Pesquisa desenvolvida pela Embrapa Pecuária Sudeste (SP) deve impulsionar no País um valioso mercado em franco crescimento no mundo: o de produtos feitos com couro de peixe. O pesquisador Manuel Antônio Chagas Jacinto está avaliando a resistência desses materiais à tração e ao rasgamento, informações fundamentais à indústria manufatureira de couros não convencionais.
O objetivo é estabelecer um protocolo para os testes de qualidade do couro de peixe feitos em laboratório. Para isso, ele compara duas metodologias para análise das peles: uma com cortes inclinados e outra com cortes transversais e longitudinais. O diferencial do estudo é que as amostras estão sendo retiradas de tilápias grandes, de aproximadamente 3,5 quilos e com superfície maior para que seja possível recortar amostras repetidas, reduzindo as chances de erro.
Subsidiando normas internacionais
O protocolo que o pesquisador deve adotar deverá ajudar a compor normas internacionais para retirada de amostras de animais não mamíferos para pesquisas. Hoje existem padrões para a coleta de peles de mamíferos, mas não há metodologia específica para coleta de amostras de peles de aves, répteis, anfíbios e peixes.
Jacinto explica que a Associação Brasileira de Normas Técnicas (ABNT) passou a adotar a transcrição de normas internacionais, as chamadas ABNT NBR ISO. A ABNT NBR ISO 2418, de 2015, determina como e de que parte do couro do mamífero deve ser retirada a amostra (corpos de prova). "O escopo dessa norma se aplica a todos os tipos de couro derivados de mamíferos, independentemente do curtimento utilizado. Mas não é aplicável a couros derivados de aves, peixes, anfíbios e répteis. Para esses animais, é preciso ter outra forma de definir a localização de retirada dos corpos de prova em função da disposição e do arranjo dos feixes de fibras de colágeno e da espessura das peles", justifica Jacinto.

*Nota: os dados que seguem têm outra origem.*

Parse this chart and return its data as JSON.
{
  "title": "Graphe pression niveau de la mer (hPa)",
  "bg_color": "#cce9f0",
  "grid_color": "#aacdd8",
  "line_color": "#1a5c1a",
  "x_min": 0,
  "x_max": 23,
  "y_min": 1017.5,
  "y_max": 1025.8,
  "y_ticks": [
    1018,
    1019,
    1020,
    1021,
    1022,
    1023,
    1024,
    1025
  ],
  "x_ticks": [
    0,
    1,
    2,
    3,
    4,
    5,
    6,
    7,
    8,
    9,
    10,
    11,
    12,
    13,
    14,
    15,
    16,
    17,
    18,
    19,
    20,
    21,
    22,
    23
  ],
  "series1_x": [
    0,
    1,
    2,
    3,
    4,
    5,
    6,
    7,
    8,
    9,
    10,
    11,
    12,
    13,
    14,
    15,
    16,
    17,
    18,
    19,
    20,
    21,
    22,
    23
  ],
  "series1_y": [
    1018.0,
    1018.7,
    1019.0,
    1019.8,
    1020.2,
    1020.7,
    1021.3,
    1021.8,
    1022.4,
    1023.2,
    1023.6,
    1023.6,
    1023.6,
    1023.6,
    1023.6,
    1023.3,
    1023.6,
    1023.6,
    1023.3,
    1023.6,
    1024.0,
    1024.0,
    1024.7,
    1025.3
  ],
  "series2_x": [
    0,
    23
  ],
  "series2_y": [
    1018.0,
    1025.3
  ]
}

Couro de peixe é valioso no mercado de moda
Produtos confeccionados a partir de couro de peixe, de avestruz e de répteis abastecem um nicho de mercado bastante exigente. "Nicho envolve a questão de moda, que vai e vem. Moda sempre volta", comenta Manuel Jacinto. Segundo ele, no caso de peles convencionais, esse fluxo é perene e mais dinâmico porque, de um ano para o outro, as feiras internacionais ditam as tendências.

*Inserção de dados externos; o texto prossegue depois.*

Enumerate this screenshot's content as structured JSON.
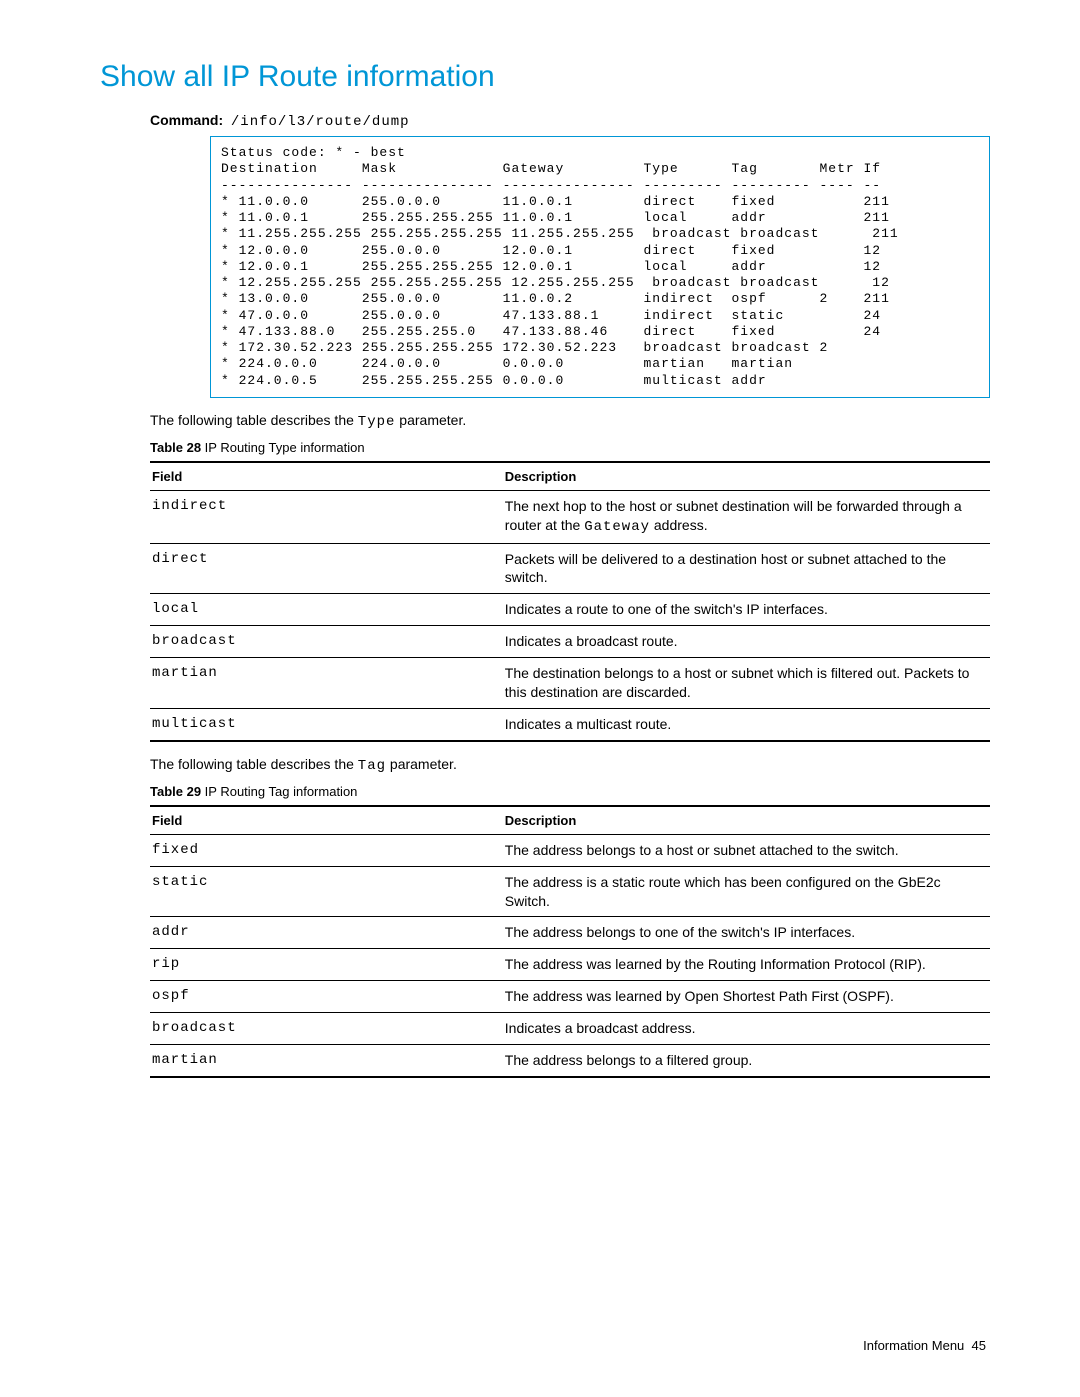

No caso das peças feitas a partir de couros de bovinos, caprinos, ovinos e até suínos, os fabricantes adequam, sugerem acabamentos e cores diferentes, inovam nas estampas. "Já as peles de nicho, nas quais o couro de peixe se insere, vão e voltam com mais ou menos força dependendo do ano. Elas são produzidas sempre, tipo underground, e depois a procura dá um boom, em seguida volta ao estado anterior, mas nunca acaba", garante.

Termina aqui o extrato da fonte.